An audio signal `V_(m)=5sin 6 pixx10^(3)t` is to be modulated on a carrier wave given by `V_(c)=15sin 2pi xx 10^(5)t` The frequencies of side bands and band width

To solve the problem, we need to determine the frequencies of the sidebands and the bandwidth of the modulated signal.

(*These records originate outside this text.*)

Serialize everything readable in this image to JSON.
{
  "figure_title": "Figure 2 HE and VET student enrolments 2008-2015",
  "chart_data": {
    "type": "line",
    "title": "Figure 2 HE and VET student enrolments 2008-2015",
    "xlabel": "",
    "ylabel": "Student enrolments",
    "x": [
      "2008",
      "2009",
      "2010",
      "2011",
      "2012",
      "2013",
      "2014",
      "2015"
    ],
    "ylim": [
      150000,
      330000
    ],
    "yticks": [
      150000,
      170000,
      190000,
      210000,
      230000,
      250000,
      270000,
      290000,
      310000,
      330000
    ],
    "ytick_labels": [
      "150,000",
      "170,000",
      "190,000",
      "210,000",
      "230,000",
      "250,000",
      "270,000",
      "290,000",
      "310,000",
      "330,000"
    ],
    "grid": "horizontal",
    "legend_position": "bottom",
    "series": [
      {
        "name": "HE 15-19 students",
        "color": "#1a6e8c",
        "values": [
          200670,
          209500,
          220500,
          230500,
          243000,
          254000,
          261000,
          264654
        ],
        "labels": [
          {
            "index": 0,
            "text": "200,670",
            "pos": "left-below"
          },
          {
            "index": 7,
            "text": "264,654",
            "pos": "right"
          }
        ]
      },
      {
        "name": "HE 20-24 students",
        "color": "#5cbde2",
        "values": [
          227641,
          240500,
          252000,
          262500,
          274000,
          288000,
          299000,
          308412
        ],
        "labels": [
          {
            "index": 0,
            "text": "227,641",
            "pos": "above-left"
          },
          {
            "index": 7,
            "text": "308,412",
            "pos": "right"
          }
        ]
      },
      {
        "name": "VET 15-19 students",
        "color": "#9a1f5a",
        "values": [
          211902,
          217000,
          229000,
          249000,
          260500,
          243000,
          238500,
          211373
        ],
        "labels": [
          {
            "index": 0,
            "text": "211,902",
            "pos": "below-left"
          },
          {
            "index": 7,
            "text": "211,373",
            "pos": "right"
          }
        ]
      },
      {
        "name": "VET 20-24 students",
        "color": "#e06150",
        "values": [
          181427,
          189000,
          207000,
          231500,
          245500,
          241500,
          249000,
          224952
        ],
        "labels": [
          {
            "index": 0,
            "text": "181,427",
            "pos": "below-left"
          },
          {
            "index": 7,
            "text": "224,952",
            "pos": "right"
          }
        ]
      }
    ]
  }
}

Let's break it down step by step. ### Step 1: Identify the frequencies of the audio signal and the carrier wave The audio signal is given by: \[ V_m = 5 \sin(6 \pi \times 10^3 t) \] From this, we can identify the frequency \( f_m \) of the audio signal: \[ f_m = \frac{6 \pi \times 10^3}{2 \pi} = 3 \times 10^3 \text{ Hz} = 3 \text{ kHz} \] The carrier wave is given by: \[ V_c = 15 \sin(2 \pi \times 10^5 t) \] From this, we can identify the frequency \( f_c \) of the carrier wave: \[ f_c = 10^5 \text{ Hz} = 100 \text{ kHz} \] ### Step 2: Calculate the frequencies of the sidebands The frequencies of the sidebands are given by: - Lower Sideband (LSB): \[ f_{LSB} = f_c - f_m \] - Upper Sideband (USB): \[ f_{USB} = f_c + f_m \] Now, substituting the values: 1. For the Lower Sideband: \[ f_{LSB} = 100 \text{ kHz} - 3 \text{ kHz} = 97 \text{ kHz} \] 2. For the Upper Sideband: \[ f_{USB} = 100 \text{ kHz} + 3 \text{ kHz} = 103 \text{ kHz} \] ### Step 3: Calculate the bandwidth The bandwidth \( BW \) of the modulated signal is the difference between the frequencies of the upper and lower sidebands: \[ BW = f_{USB} - f_{LSB} \] Substituting the values we found: \[ BW = 103 \text{ kHz} - 97 \text{ kHz} = 6 \text{ kHz} \] ### Final Results - Frequencies of the sidebands: - Lower Sideband: \( 97 \text{ kHz} \) - Upper Sideband: \( 103 \text{ kHz} \) - Bandwidth: \( 6 \text{ kHz} \)